La Havane (AFP) – Donald Trump réélu en novembre? Ce serait “le pire” scénario pour les relations avec Cuba, assure dans un entretien à l’AFP Carlos Fernandez de Cossio, directeur général du département Etats-Unis au ministère cubain des Affaires étrangères.
“Si les Républicains gagnent (…), c’est un scénario très négatif” pour les relations bilatérales, déjà très tendues, estime le haut fonctionnaire, car “ce serait la continuité de l’actuelle politique d’agressivité contre notre pays”.
Depuis son arrivée à la Maison Blanche, Donald Trump a fait marche arrière dans la politique d’ouverture entre les deux pays initiée sous Barack Obama, marquée par une reprise historique des relations diplomatiques en 2015.
En 2019, son administration a renforcé l’embargo –en vigueur depuis 1962– via plus de 80 mesures, dont la moitié à caractère économique: obstacles à la livraison à Cuba de pétrole vénézuélien, pressions et poursuites contre des banques et entreprises étrangères travaillant avec l’île, restrictions aux visites d’Américains…
La pandémie de coronavirus n’a pas apporté de trêve à cette querelle diplomatique.
Alors que Cuba envoyait des médecins en renfort dans 24 pays, plusieurs hauts responsables américains ont dénoncé publiquement les conditions de travail de ces professionnels.
– “Prêts” à une rupture –
“Nous sommes extrêmement fiers de vous, les Cubano-Américains, et je suis heureux que vous soyez de mon côté”, a lancé mercredi, dans une vidéo sur Twitter, Donald Trump, soucieux de séduire la communauté cubaine exilée en Floride, Etat crucial pour sa réélection.
Il s’appuie en cela sur plusieurs exilés ou descendants d’exilés cubains, très critiques envers le gouvernement de La Havane, comme le sénateur Marco Rubio ou le membre de la Chambre des représentants Mario Diaz-Balart, tous deux de Floride.
Si Trump décroche un second mandat, le risque, selon M. Fernandez de Cossio, est qu'”il décide de maintenir ce groupuscule de personnes, avec une trajectoire anti-Cuba, à des postes aussi déterminants au sein du gouvernement”.

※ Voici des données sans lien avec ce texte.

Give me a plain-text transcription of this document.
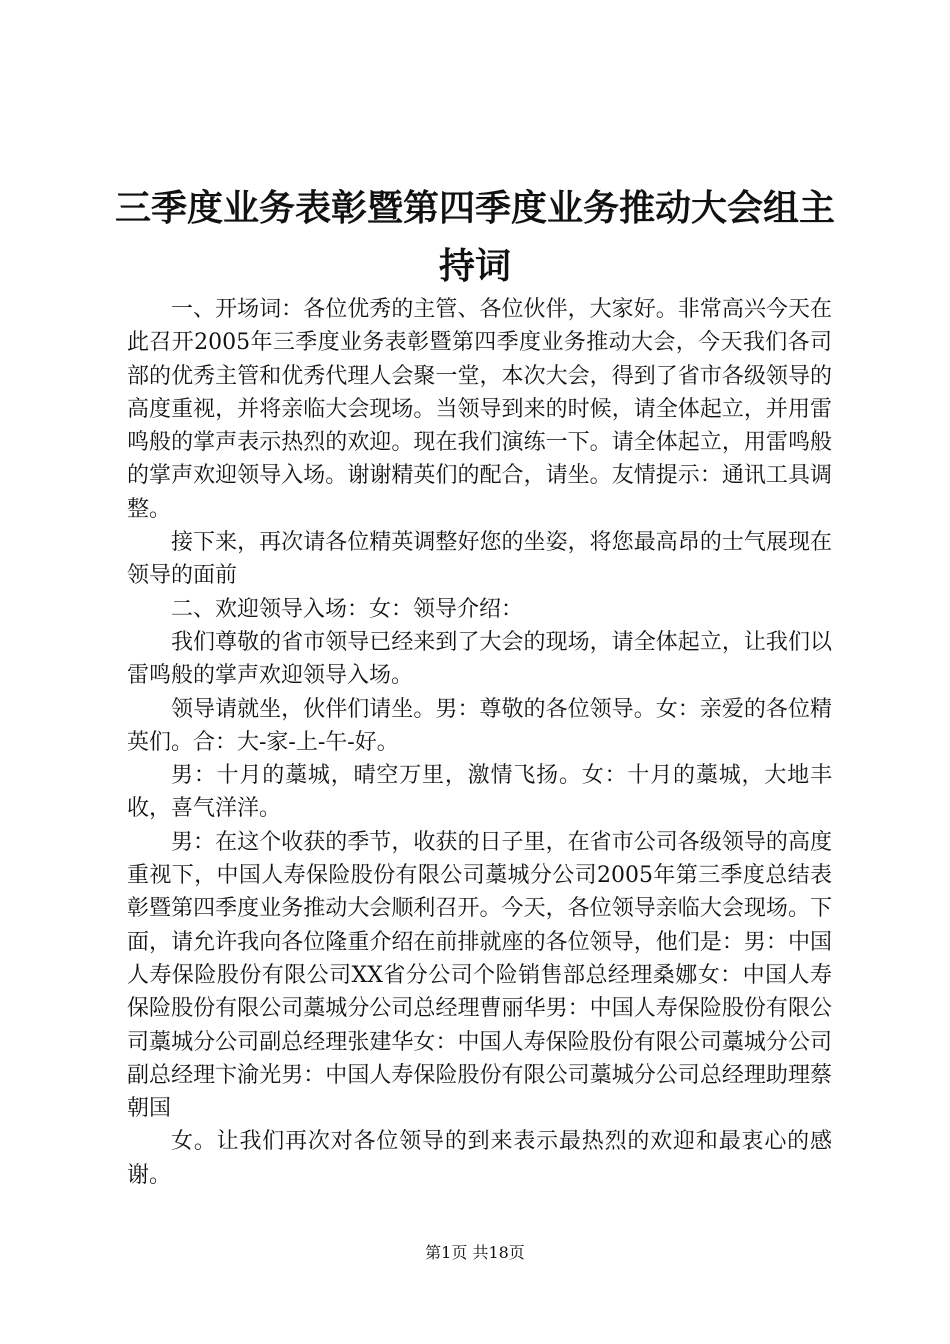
三季度业务表彰暨第四季度业务推动大会组主
持词

一、开场词：各位优秀的主管、各位伙伴，大家好。非常高兴今天在此召开2005年三季度业务表彰暨第四季度业务推动大会，今天我们各司部的优秀主管和优秀代理人会聚一堂，本次大会，得到了省市各级领导的高度重视，并将亲临大会现场。当领导到来的时候，请全体起立，并用雷鸣般的掌声表示热烈的欢迎。现在我们演练一下。请全体起立，用雷鸣般的掌声欢迎领导入场。谢谢精英们的配合，请坐。友情提示：通讯工具调整。

接下来，再次请各位精英调整好您的坐姿，将您最高昂的士气展现在领导的面前

二、欢迎领导入场：女：领导介绍：

我们尊敬的省市领导已经来到了大会的现场，请全体起立，让我们以雷鸣般的掌声欢迎领导入场。

领导请就坐，伙伴们请坐。男：尊敬的各位领导。女：亲爱的各位精英们。合：大-家-上-午-好。

男：十月的藁城，晴空万里，激情飞扬。女：十月的藁城，大地丰收，喜气洋洋。

男：在这个收获的季节，收获的日子里，在省市公司各级领导的高度重视下，中国人寿保险股份有限公司藁城分公司2005年第三季度总结表彰暨第四季度业务推动大会顺利召开。今天，各位领导亲临大会现场。下面，请允许我向各位隆重介绍在前排就座的各位领导，他们是：男：中国人寿保险股份有限公司XX省分公司个险销售部总经理桑娜女：中国人寿保险股份有限公司藁城分公司总经理曹丽华男：中国人寿保险股份有限公司藁城分公司副总经理张建华女：中国人寿保险股份有限公司藁城分公司副总经理卞渝光男：中国人寿保险股份有限公司藁城分公司总经理助理蔡朝国

女。让我们再次对各位领导的到来表示最热烈的欢迎和最衷心的感谢。

第1页 共18页
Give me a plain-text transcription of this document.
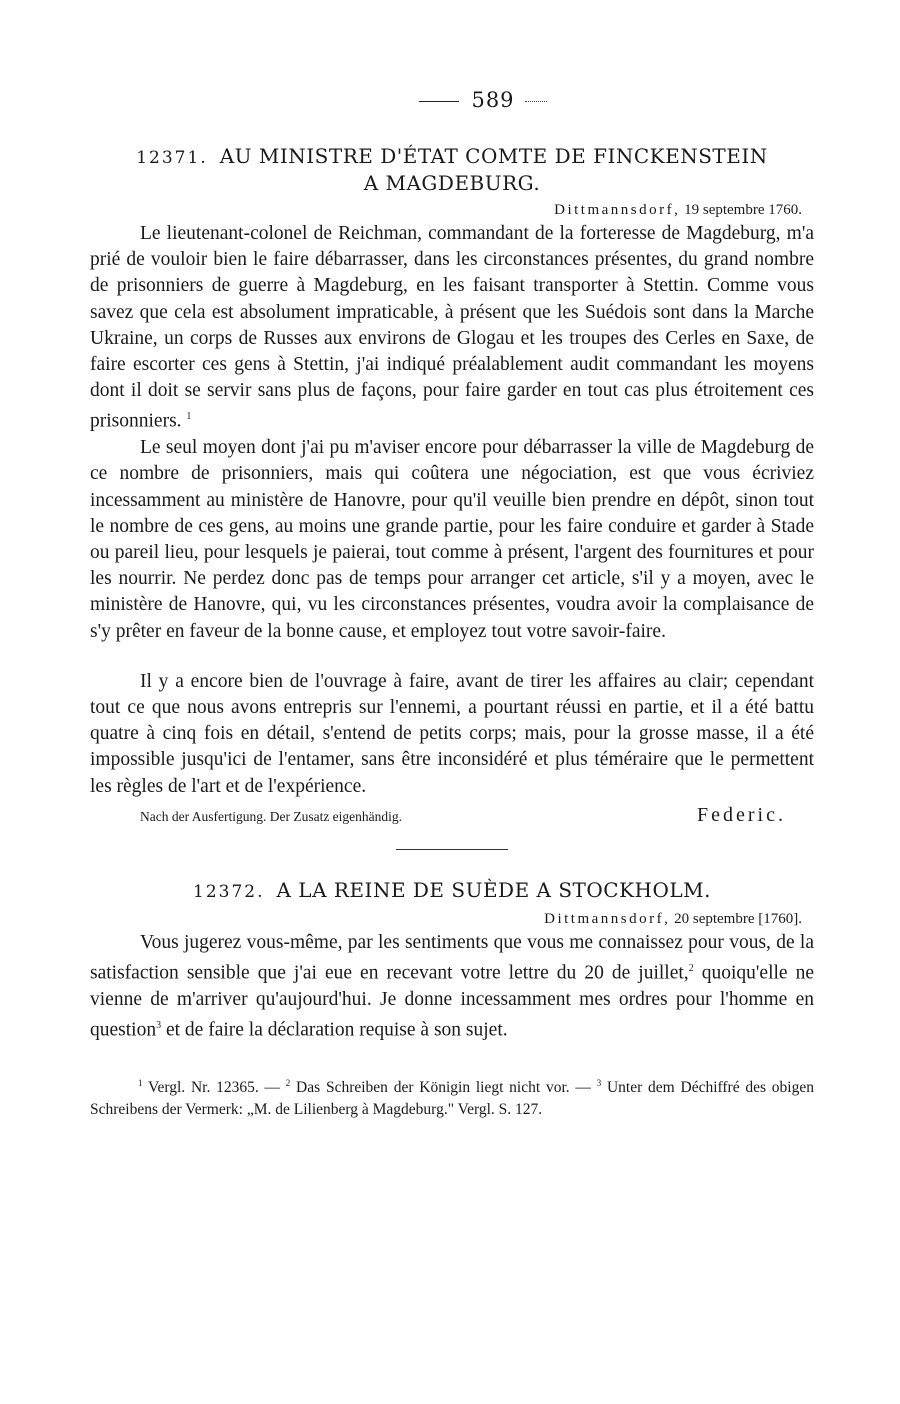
589
12371. AU MINISTRE D'ÉTAT COMTE DE FINCKENSTEIN
A MAGDEBURG.
Dittmannsdorf, 19 septembre 1760.

Le lieutenant-colonel de Reichman, commandant de la forteresse de Magdeburg, m'a prié de vouloir bien le faire débarrasser, dans les circonstances présentes, du grand nombre de prisonniers de guerre à Magdeburg, en les faisant transporter à Stettin. Comme vous savez que cela est absolument impraticable, à présent que les Suédois sont dans la Marche Ukraine, un corps de Russes aux environs de Glogau et les troupes des Cerles en Saxe, de faire escorter ces gens à Stettin, j'ai indiqué préalablement audit commandant les moyens dont il doit se servir sans plus de façons, pour faire garder en tout cas plus étroitement ces prisonniers. $^1$

Le seul moyen dont j'ai pu m'aviser encore pour débarrasser la ville de Magdeburg de ce nombre de prisonniers, mais qui coûtera une négociation, est que vous écriviez incessamment au ministère de Hanovre, pour qu'il veuille bien prendre en dépôt, sinon tout le nombre de ces gens, au moins une grande partie, pour les faire conduire et garder à Stade ou pareil lieu, pour lesquels je paierai, tout comme à présent, l'argent des fournitures et pour les nourrir. Ne perdez donc pas de temps pour arranger cet article, s'il y a moyen, avec le ministère de Hanovre, qui, vu les circonstances présentes, voudra avoir la complaisance de s'y prêter en faveur de la bonne cause, et employez tout votre savoir-faire.

Il y a encore bien de l'ouvrage à faire, avant de tirer les affaires au clair; cependant tout ce que nous avons entrepris sur l'ennemi, a pourtant réussi en partie, et il a été battu quatre à cinq fois en détail, s'entend de petits corps; mais, pour la grosse masse, il a été impossible jusqu'ici de l'entamer, sans être inconsidéré et plus téméraire que le permettent les règles de l'art et de l'expérience.

Nach der Ausfertigung. Der Zusatz eigenhändig.	Federic.
12372. A LA REINE DE SUÈDE A STOCKHOLM.
Dittmannsdorf, 20 septembre [1760].

Vous jugerez vous-même, par les sentiments que vous me connaissez pour vous, de la satisfaction sensible que j'ai eue en recevant votre lettre du 20 de juillet,$^2$ quoiqu'elle ne vienne de m'arriver qu'aujourd'hui. Je donne incessamment mes ordres pour l'homme en question$^3$ et de faire la déclaration requise à son sujet.

$^1$ Vergl. Nr. 12365. — $^2$ Das Schreiben der Königin liegt nicht vor. — $^3$ Unter dem Déchiffré des obigen Schreibens der Vermerk: „M. de Lilienberg à Magdeburg." Vergl. S. 127.
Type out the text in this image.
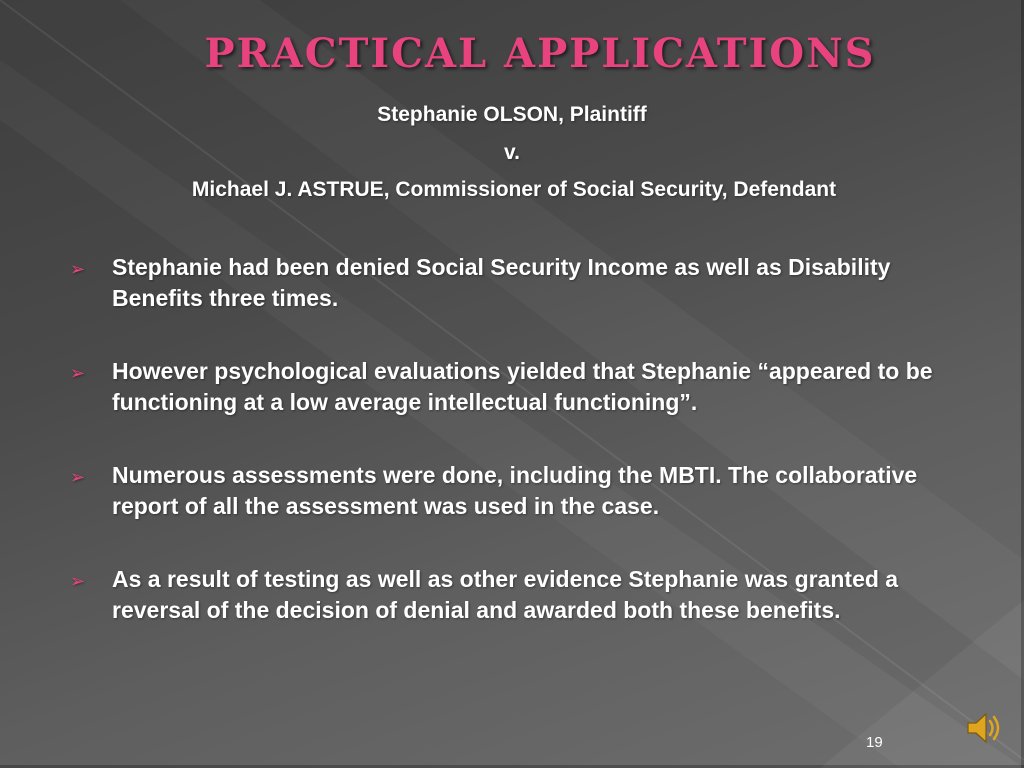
PRACTICAL APPLICATIONS
Stephanie OLSON, Plaintiff
v.
Michael J. ASTRUE, Commissioner of Social Security, Defendant
➢ Stephanie had been denied Social Security Income as well as Disability Benefits three times.
➢ However psychological evaluations yielded that Stephanie “appeared to be functioning at a low average intellectual functioning”.
➢ Numerous assessments were done, including the MBTI. The collaborative report of all the assessment was used in the case.
➢ As a result of testing as well as other evidence Stephanie was granted a reversal of the decision of denial and awarded both these benefits.
19
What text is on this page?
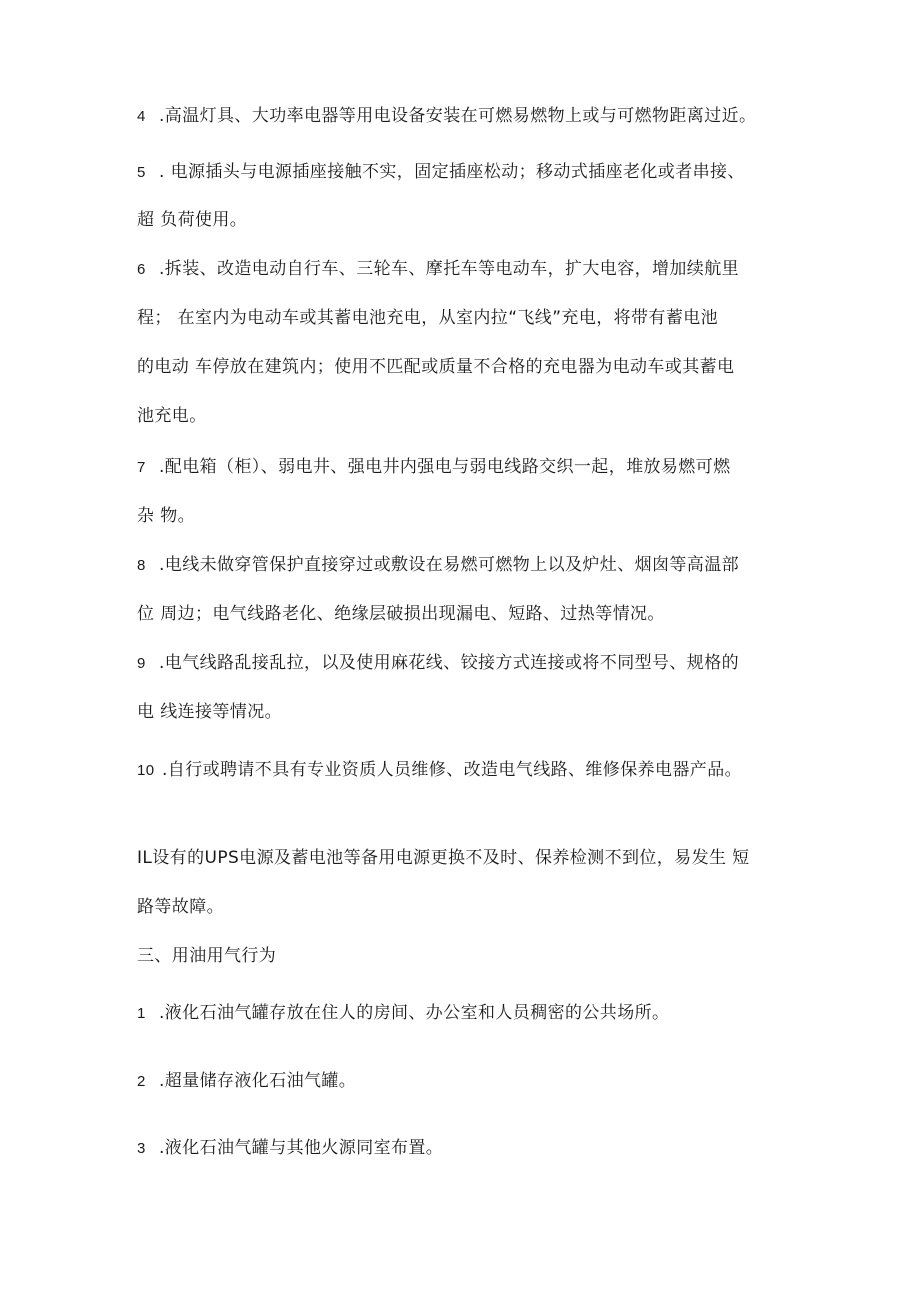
4 .高温灯具、大功率电器等用电设备安装在可燃易燃物上或与可燃物距离过近。
5 . 电源插头与电源插座接触不实，固定插座松动；移动式插座老化或者串接、
超 负荷使用。
6 .拆装、改造电动自行车、三轮车、摩托车等电动车，扩大电容，增加续航里
程； 在室内为电动车或其蓄电池充电，从室内拉“飞线”充电，将带有蓄电池
的电动 车停放在建筑内；使用不匹配或质量不合格的充电器为电动车或其蓄电
池充电。
7 .配电箱（柜）、弱电井、强电井内强电与弱电线路交织一起，堆放易燃可燃
杂 物。
8 .电线未做穿管保护直接穿过或敷设在易燃可燃物上以及炉灶、烟囱等高温部
位 周边；电气线路老化、绝缘层破损出现漏电、短路、过热等情况。
9 .电气线路乱接乱拉，以及使用麻花线、铰接方式连接或将不同型号、规格的
电 线连接等情况。
10 .自行或聘请不具有专业资质人员维修、改造电气线路、维修保养电器产品。
IL设有的UPS电源及蓄电池等备用电源更换不及时、保养检测不到位，易发生 短
路等故障。
三、用油用气行为
1 .液化石油气罐存放在住人的房间、办公室和人员稠密的公共场所。
2 .超量储存液化石油气罐。
3 .液化石油气罐与其他火源同室布置。
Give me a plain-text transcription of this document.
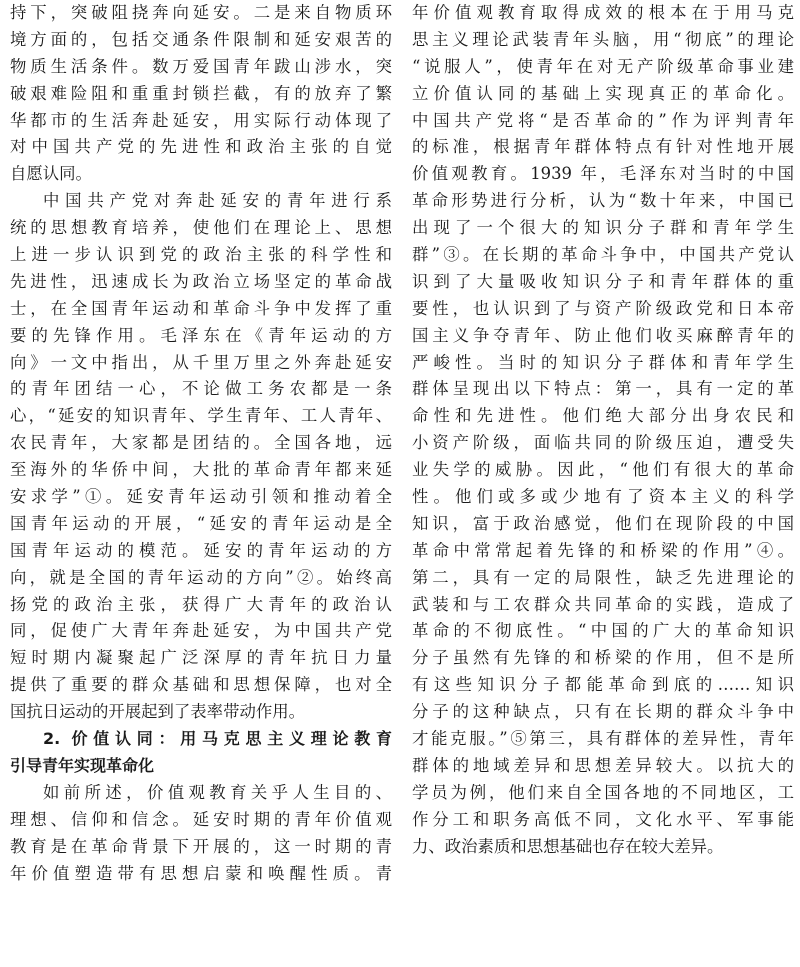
持下，突破阻挠奔向延安。二是来自物质环
境方面的，包括交通条件限制和延安艰苦的
物质生活条件。数万爱国青年跋山涉水，突
破艰难险阻和重重封锁拦截，有的放弃了繁
华都市的生活奔赴延安，用实际行动体现了
对中国共产党的先进性和政治主张的自觉
自愿认同。
中国共产党对奔赴延安的青年进行系
统的思想教育培养，使他们在理论上、思想
上进一步认识到党的政治主张的科学性和
先进性，迅速成长为政治立场坚定的革命战
士，在全国青年运动和革命斗争中发挥了重
要的先锋作用。毛泽东在《青年运动的方
向》一文中指出，从千里万里之外奔赴延安
的青年团结一心，不论做工务农都是一条
心，“延安的知识青年、学生青年、工人青年、
农民青年，大家都是团结的。全国各地，远
至海外的华侨中间，大批的革命青年都来延
安求学”①。延安青年运动引领和推动着全
国青年运动的开展，“延安的青年运动是全
国青年运动的模范。延安的青年运动的方
向，就是全国的青年运动的方向”②。始终高
扬党的政治主张，获得广大青年的政治认
同，促使广大青年奔赴延安，为中国共产党
短时期内凝聚起广泛深厚的青年抗日力量
提供了重要的群众基础和思想保障，也对全
国抗日运动的开展起到了表率带动作用。
2. 价值认同：用马克思主义理论教育
引导青年实现革命化
如前所述，价值观教育关乎人生目的、
理想、信仰和信念。延安时期的青年价值观
教育是在革命背景下开展的，这一时期的青
年价值塑造带有思想启蒙和唤醒性质。青
年价值观教育取得成效的根本在于用马克
思主义理论武装青年头脑，用“彻底”的理论
“说服人”，使青年在对无产阶级革命事业建
立价值认同的基础上实现真正的革命化。
中国共产党将“是否革命的”作为评判青年
的标准，根据青年群体特点有针对性地开展
价值观教育。1939 年，毛泽东对当时的中国
革命形势进行分析，认为“数十年来，中国已
出现了一个很大的知识分子群和青年学生
群”③。在长期的革命斗争中，中国共产党认
识到了大量吸收知识分子和青年群体的重
要性，也认识到了与资产阶级政党和日本帝
国主义争夺青年、防止他们收买麻醉青年的
严峻性。当时的知识分子群体和青年学生
群体呈现出以下特点：第一，具有一定的革
命性和先进性。他们绝大部分出身农民和
小资产阶级，面临共同的阶级压迫，遭受失
业失学的威胁。因此，“他们有很大的革命
性。他们或多或少地有了资本主义的科学
知识，富于政治感觉，他们在现阶段的中国
革命中常常起着先锋的和桥梁的作用”④。
第二，具有一定的局限性，缺乏先进理论的
武装和与工农群众共同革命的实践，造成了
革命的不彻底性。“中国的广大的革命知识
分子虽然有先锋的和桥梁的作用，但不是所
有这些知识分子都能革命到底的……知识
分子的这种缺点，只有在长期的群众斗争中
才能克服。”⑤第三，具有群体的差异性，青年
群体的地域差异和思想差异较大。以抗大的
学员为例，他们来自全国各地的不同地区，工
作分工和职务高低不同，文化水平、军事能
力、政治素质和思想基础也存在较大差异。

Malgré cette hostilité de Washington, “Cuba n’a pas intérêt à une rupture des relations avec les Etats-Unis” et “ce n’est pas notre intention de prendre l’initiative” d’une telle rupture, assure le représentant du ministère des Affaires étrangères. Mais “si cela arrive, nous somme prêts”.
Les Etats-Unis concentrent leurs reproches envers le gouvernement cubain autour de deux questions: les droits de l’homme et le soutien au gouvernement de Nicolas Maduro au Venezuela.
De son côté, le gouvernement cubain réfute l’existence de prisonniers politiques sur son sol, estimés à une centaine par plusieurs ONG, et nie toute présence militaire au Venezuela.
Entre les deux pays, comme un dialogue de sourds.
“Je dirais que les relations sont au plus bas de ces dernières années”, estime Carlos Fernandez de Cossio.
“Mais c’est très difficile d’utiliser un superlatif et de dire quel a été le moment le plus bas dans les relations. Il faut rappeler que ce pays a été l’objet d’invasion militaire, d’agressions, de menace nucléaire, donc c’est difficile de trouver le point le plus bas de l’histoire et de le comparer au moment actuel”.
– “Dialogue officiel minimal” –
L’ambassade américaine est toujours ouverte à La Havane mais elle est quasi-déserte depuis l’évacuation d’une partie de son personnel qui disait avoir subi de mystérieux incidents de santé.
Les services de visas sont suspendus et la chargée d’affaires Mara Tekach multiplie les déclarations critiques à l’égard du gouvernement.
Pour autant, La Havane ne prévoit pas de représailles contre les diplomates américains sur son sol. “Ce n’est pas nécessaire de les expulser”, juge M. Fernandez de Cossio. Dans les faits, “le dialogue officiel est minimal, quasi-nul”.
De l’éphémère période de détente ne subsistent qu’une “coopération minimale en matière migratoire et d’application de la loi”.
Un récent point de friction entre les deux pays a été l’acte d’un émigré cubain qui a tiré le 30 avril sur l’ambassade de Cuba à Washington, un acte qualifié de “terroriste” par La Havane.
L’homme, qui n’a causé que des dégâts matériels, a été arrêté et inculpé mais Cuba regrette de n’avoir reçu aucune communication officielle des autorités américaines.
Un silence “complice”, accuse le gouvernement cubain, qui assure que la politique d’hostilité de Washington est responsable des agissements de l’agresseur.